O médico empunhou o telemóvel e fez a ligação. 
"Não atendem...", desabafou para o condutor.
"Espere um bocadinho, Dr., é hora do jantar, demoram sempre a atender: acontece-nos o mesmo lá no INEM."
"Estou? Linha de Saúde 24? Colega, daqui o profissional médico nCO19, para relatar uma ocorrência e pedir instruções. Vou meter a chamada em alta voz, afirmativo?, para que a equipa possa acompanhar."
Do lado de lá da linha, à medida que o médico ia expondo a situação, uma voz feminina, impessoal e enjoada, ia pontuando os passos do incidente com entediados 'OK'. No final, comunicou:
"O incidente descrito não se encaixa em nenhum dos algoritmos, por isso não podemos propor nenhum dos procedimentos do fluxograma de decisão aprovados Superiormente. Sugiro que contactem o Gabinete de Crise da DGS... Há mais alguma coisa em que o possa ajudar?"
"Não...", respondeu o interlocutor desconsoladamente.
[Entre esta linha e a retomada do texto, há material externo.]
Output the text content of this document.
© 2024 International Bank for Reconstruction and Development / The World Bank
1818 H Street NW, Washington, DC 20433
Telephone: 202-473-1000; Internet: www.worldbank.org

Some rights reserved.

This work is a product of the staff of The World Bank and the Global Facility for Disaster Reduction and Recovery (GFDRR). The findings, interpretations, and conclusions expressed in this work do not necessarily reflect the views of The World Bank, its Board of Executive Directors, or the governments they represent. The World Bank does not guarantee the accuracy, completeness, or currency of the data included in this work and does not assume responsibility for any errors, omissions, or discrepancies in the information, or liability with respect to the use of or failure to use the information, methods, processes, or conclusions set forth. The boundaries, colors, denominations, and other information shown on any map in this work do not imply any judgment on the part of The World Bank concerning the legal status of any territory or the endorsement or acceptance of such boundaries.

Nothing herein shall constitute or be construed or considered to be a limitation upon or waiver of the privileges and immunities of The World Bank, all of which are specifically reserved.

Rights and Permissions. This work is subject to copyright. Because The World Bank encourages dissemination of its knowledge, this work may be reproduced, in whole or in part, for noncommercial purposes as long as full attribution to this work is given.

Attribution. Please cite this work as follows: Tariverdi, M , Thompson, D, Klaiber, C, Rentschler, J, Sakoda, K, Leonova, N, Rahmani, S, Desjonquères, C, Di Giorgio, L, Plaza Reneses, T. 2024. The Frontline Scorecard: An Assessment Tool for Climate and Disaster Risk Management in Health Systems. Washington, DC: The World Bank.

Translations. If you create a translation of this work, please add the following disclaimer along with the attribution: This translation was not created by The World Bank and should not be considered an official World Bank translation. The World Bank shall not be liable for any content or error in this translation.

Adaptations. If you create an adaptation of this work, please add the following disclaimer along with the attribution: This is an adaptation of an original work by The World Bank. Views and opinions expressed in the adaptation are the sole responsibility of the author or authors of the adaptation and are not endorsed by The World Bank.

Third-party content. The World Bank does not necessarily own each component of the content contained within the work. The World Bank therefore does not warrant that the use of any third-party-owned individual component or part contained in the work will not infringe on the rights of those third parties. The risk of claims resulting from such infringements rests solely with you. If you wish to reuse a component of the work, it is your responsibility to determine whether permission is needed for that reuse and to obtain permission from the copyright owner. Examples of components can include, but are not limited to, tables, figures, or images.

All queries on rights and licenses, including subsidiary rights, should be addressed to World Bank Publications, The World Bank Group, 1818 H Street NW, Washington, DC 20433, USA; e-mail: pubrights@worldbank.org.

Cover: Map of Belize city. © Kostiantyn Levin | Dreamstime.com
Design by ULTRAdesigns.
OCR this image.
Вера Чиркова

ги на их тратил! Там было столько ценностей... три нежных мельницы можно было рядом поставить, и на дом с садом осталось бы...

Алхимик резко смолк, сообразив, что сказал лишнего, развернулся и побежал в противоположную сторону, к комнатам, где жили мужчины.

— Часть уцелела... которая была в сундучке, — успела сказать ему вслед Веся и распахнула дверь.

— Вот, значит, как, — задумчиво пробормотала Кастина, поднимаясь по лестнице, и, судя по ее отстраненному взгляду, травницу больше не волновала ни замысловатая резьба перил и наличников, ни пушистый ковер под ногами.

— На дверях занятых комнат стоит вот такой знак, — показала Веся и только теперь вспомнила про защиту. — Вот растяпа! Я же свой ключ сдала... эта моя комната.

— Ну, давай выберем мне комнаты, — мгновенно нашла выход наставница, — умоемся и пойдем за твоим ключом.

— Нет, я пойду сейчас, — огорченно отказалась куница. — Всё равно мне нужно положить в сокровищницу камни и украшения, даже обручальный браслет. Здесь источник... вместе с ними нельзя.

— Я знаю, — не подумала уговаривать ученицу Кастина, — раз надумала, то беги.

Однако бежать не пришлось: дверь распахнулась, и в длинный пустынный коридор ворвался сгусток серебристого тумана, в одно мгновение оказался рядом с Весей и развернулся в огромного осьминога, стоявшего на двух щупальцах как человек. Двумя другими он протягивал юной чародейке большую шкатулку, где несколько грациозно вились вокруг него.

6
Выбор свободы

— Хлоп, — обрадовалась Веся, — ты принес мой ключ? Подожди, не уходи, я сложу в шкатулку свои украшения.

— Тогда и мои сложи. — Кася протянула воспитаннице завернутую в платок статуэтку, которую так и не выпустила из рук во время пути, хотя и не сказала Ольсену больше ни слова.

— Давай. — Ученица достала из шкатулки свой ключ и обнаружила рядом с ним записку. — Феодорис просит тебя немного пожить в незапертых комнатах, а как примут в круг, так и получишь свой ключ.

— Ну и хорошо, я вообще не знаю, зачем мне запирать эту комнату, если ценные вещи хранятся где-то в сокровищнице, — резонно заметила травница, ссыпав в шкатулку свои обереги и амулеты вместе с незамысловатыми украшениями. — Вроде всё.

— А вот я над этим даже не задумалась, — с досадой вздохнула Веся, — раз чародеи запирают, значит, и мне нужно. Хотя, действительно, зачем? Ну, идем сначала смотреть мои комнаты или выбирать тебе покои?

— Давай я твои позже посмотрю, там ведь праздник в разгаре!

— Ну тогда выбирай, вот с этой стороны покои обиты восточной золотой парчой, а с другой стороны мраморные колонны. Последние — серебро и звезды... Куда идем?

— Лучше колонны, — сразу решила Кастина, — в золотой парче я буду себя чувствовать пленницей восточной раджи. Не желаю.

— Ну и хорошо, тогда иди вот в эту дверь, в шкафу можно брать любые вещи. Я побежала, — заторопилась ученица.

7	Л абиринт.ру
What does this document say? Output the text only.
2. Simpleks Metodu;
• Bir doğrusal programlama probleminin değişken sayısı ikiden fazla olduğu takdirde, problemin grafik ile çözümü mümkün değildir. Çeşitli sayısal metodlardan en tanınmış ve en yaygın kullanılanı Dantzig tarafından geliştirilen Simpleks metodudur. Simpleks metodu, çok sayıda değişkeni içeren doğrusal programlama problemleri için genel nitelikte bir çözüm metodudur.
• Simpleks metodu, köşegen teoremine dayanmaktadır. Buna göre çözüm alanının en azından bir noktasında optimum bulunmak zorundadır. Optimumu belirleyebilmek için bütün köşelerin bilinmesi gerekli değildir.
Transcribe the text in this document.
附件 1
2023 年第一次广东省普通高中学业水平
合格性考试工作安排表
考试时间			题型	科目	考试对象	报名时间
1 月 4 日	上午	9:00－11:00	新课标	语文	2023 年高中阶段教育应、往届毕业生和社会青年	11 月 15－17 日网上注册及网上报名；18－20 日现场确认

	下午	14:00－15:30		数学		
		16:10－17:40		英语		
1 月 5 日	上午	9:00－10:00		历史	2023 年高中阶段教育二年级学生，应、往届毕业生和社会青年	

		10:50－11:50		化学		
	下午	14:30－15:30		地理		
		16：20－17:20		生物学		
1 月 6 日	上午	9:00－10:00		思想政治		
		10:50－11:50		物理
"OK. O seu contacto foi importante para nós. Por favor não desligue e responda ao breve questionário sobre satisfação com este contacto, em que 0 corresponde a 'nada satisfeito' e dez corresponde a 'totalmente satisfeito'.
"Roger", concluiu nCO19.
"Posso sair agora...?" voltou a perguntar o 21.º passageiro.
"Aguente só mais um segundo, amigo. Por precaução, deixe só ver o que dizem do Gabinete de Crise."
Do Gabinete de Crise ninguém atendia, e a chamada - após se ouvirem os mesmos compassos do primeiro andamento das Quatro Estações, de Vivaldi - voltou por três vezes ao PBX, até que a telefonista confidenciou que iam ser reencaminhados para a Sr.ª Directora Nacional.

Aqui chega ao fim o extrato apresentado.